Background: we use spark to read/write to data lake. For dealing with spatial data & analysis, we use sedona. Shapefile is converted to TSV then read by spark for further processing & archival.
Recently I had to archive shapefiles in our data lake. It wasn’t rosy for the following reasons:
Invalid geometries
Sedona (and geopandas too) whines if it encounters invalid geometry
during geometry casting. The invalid geometries could be from many reasons, one of them being unclean polygon clipping.
Solution: use gdal
to filter out invalid geometries.
Spatial projection
Geometric projections requires projection
, otherwise you could be on the wrong side of the globe. This matters because by default, the worldwide-coverage projection is EPSG:4326
, but the unit is in degrees
, so sometimes for analysis the data is converted to a local projection which covers a smaller geographical region, but uses meter
as the unit.
This means that if the source projection is in A
, and you didn’t cast it to EPSG:4326
, spark would mistakenly think it’s on EPSG:4326
by default. Something like seeing the entirely of the UK in Africa.

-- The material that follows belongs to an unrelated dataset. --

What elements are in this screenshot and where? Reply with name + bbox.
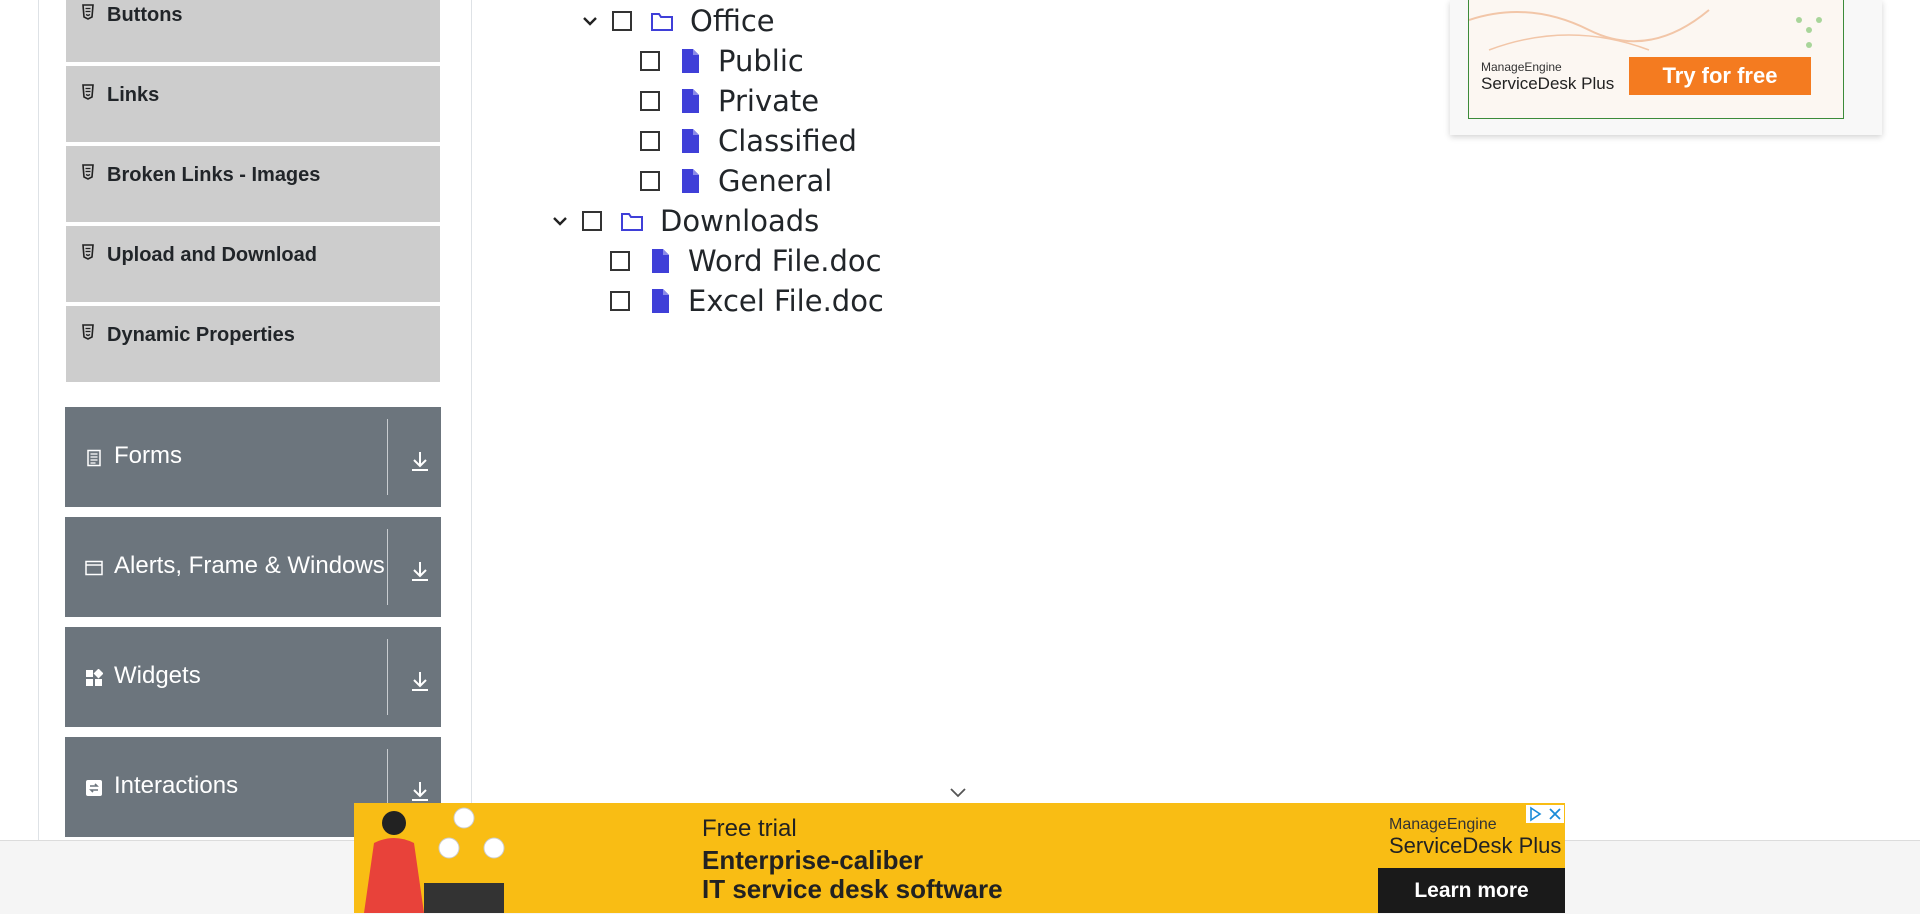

Solution: verify the source projection and cast to EPSG:4326
before writing to data lake.
Extra new line character
Sometimes when editing shapefile data by hand using applications like ArcGIS or QGIS, you could copy a text which might contain “new line” character, and set it as a cell value. Spark doesn’t play nice with “new line” characters in a middle of a record.
Solution: strip new line characters by hand.
Yes, I really did that 😶. Thankfully it was a very small shapefile that has the issue.
Takeaways: count yourself lucky if you never have to deal with spatial data.